Ki Hadjar Dewantara memperotes keras ordinisasi yang dinilainya sangat tergesa-gesa pembuatnnya. Jika tidak dicabut maka taman siswa akan melakukan perlawanan sekuat-kuatnya dan selama-lamanya walaupun secara diam-diam. Kerjasama PM dengan SI menjadikan SI semakin mendapat tempat di hati umat Islam. Namun, dengan politik pecah belah belanda berhasil mengalihkan umat Islam dari politik menjadi permasalahan furu’ dan khilafiyah[54].
S.        Nahdatoel Oelama (NO)
Nahdatoel Oelama lahir disebabkan kegagalan muktamar khalifah diKairo dan Muktamar al-Islam dunia dan peristiwa pengiriman utusan ke Hijaz dengan tujuan memohon agar Radja Ibu Saud memberikan perkenannya kepada umat Islam non-Wahabi untuk menjalankan ajaran empat mahzab di Mekkah dan Madinah. Nahdatoel Oelama oleh K.H. Hasjim Asj’ari (31 Januari 1926 M), didirikan kelanjutan dari nama gerakan dan sekolah Nahdatoel Wathan (kebangkitan tanah air) pada 1914 M di Surabaya[55].
Dengan politik pecah belah Kolonial Pemerintah Belanda sehingga terjadi perpecahan antara umat Islam karena lebih menyudut kepada aktivitas debat fiqih, masalah furu’ dan khilafiyah yang sangat menguras energi dan dana.
Karena perdebatan ini maka dari itu diadakannya Al-Islam Congres Pertama di Cirebon. Keputusannya, pemberlakuan Disiplin Partai dan perubahan nama Sjarikat Islam menjadi Partai Sjarikat Islam (PSI). Setelah PSI berhasil membenahi konflik ideologi di dalam tubuhnya diadakannya Al-Islam Congres Kedua di Garut. Tapi NO tidak hadir, sebab berkembang berita di Garut didominasi oleh ulama dari PM. Sebenarnya kongres ini juga membicarakan masalah khalifah setelah runtuhnya kesultanan Turki oleh Kemal Pahsa[56].
Apabila disadari bersama bahwa kerendahan pemahaman keberagaman agama umat Islam awam merupakan produk penindasan penjaah, pasti mereka akan bersatu melawan penjajah bukan mengurus perdebatan agama[57].

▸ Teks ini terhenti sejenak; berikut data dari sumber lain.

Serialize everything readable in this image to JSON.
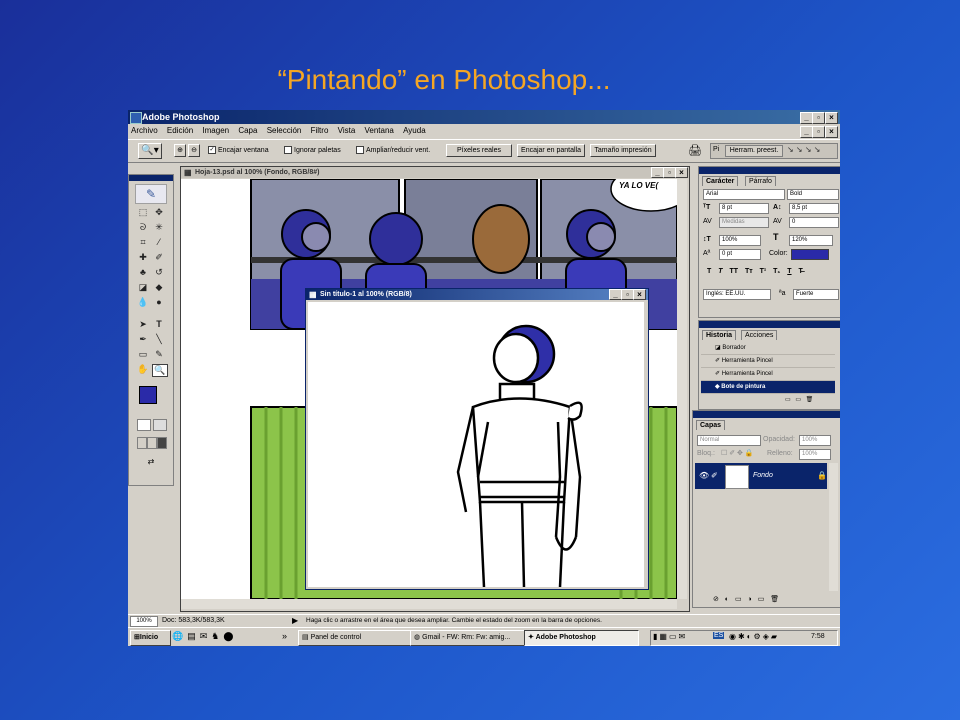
{
  "slide": {
    "title": "“Pintando” en Photoshop..."
  },
  "app": {
    "title": "Adobe Photoshop",
    "menu": [
      "Archivo",
      "Edición",
      "Imagen",
      "Capa",
      "Selección",
      "Filtro",
      "Vista",
      "Ventana",
      "Ayuda"
    ],
    "options": {
      "encajar_ventana": "Encajar ventana",
      "ignorar_paletas": "Ignorar paletas",
      "ampliar_reducir": "Ampliar/reducir vent.",
      "pixeles_reales": "Píxeles reales",
      "encajar_pantalla": "Encajar en pantalla",
      "tamano_impresion": "Tamaño impresión",
      "pi": "Pi",
      "herram_preest": "Herram. preest."
    },
    "doc1": {
      "title": "Hoja-13.psd al 100% (Fondo, RGB/8#)",
      "speech": "YA LO VE("
    },
    "doc2": {
      "title": "Sin título-1 al 100% (RGB/8)"
    },
    "character": {
      "tabs": [
        "Carácter",
        "Párrafo"
      ],
      "font": "Arial",
      "style": "Bold",
      "size": "8 pt",
      "leading": "8,5 pt",
      "kerning": "Medidas",
      "tracking": "0",
      "vscale": "100%",
      "hscale": "120%",
      "baseline": "0 pt",
      "color_label": "Color:",
      "color": "#2a2aa8",
      "language": "Inglés: EE.UU.",
      "aa_icon": "ªa",
      "antialias": "Fuerte"
    },
    "history": {
      "tabs": [
        "Historia",
        "Acciones"
      ],
      "items": [
        "Borrador",
        "Herramienta Pincel",
        "Herramienta Pincel",
        "Bote de pintura"
      ]
    },
    "layers": {
      "tab": "Capas",
      "mode": "Normal",
      "opacity_label": "Opacidad:",
      "opacity": "100%",
      "lock_label": "Bloq.:",
      "fill_label": "Relleno:",
      "fill": "100%",
      "layer_name": "Fondo"
    },
    "status": {
      "zoom": "100%",
      "doc": "Doc: 583,3K/583,3K",
      "hint": "Haga clic o arrastre en el área que desea ampliar. Cambie el estado del zoom en la barra de opciones."
    },
    "taskbar": {
      "start": "Inicio",
      "chevron": "»",
      "tasks": [
        "Panel de control",
        "Gmail - FW: Rm: Fw: amig...",
        "Adobe Photoshop"
      ],
      "lang": "ES",
      "clock": "7:58"
    },
    "colors": {
      "foreground": "#2a2aa8",
      "background": "#ffffff",
      "title_bar": "#0a246a",
      "suit": "#3a3ab8",
      "comic_green": "#8cc44a"
    }
  }
}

T.       Pondok Pesantren Modern Gontor
Atas inisiatif tiga putra Kiai Santoso Anom Besari yaitu Ahmad Sahal, Zainoeddin Fanani, dan Imam Zarkasji. Disini diajarkan seluruh mahzab dan ilmu yang dianggap penting dalam pendidikan saat ini. Disinilah timbul kesadaran santri bahwa perbedaan pendapat bukan terletak pada a-Qur’an dan al-Hadits melainkan pada sistem pemahaman dan metode[58].
U.      Persatoen Islam
Persatoean Islam didirikan oleh Hadji Zam-zam dan Hadji Joenoes pada 30 Muharram 1342 H/ 12 september 1923 M. Dibiayai oleh pendiri dan K.H.M. Anang Tojib bin H. Samsudin. Dengan hadirnya Ahmad Hasan yang berasal dari Singapura, Persatoean Islam sejak 1926 M memiliki guru utama yang dapat menyapaikan ajarannya[59].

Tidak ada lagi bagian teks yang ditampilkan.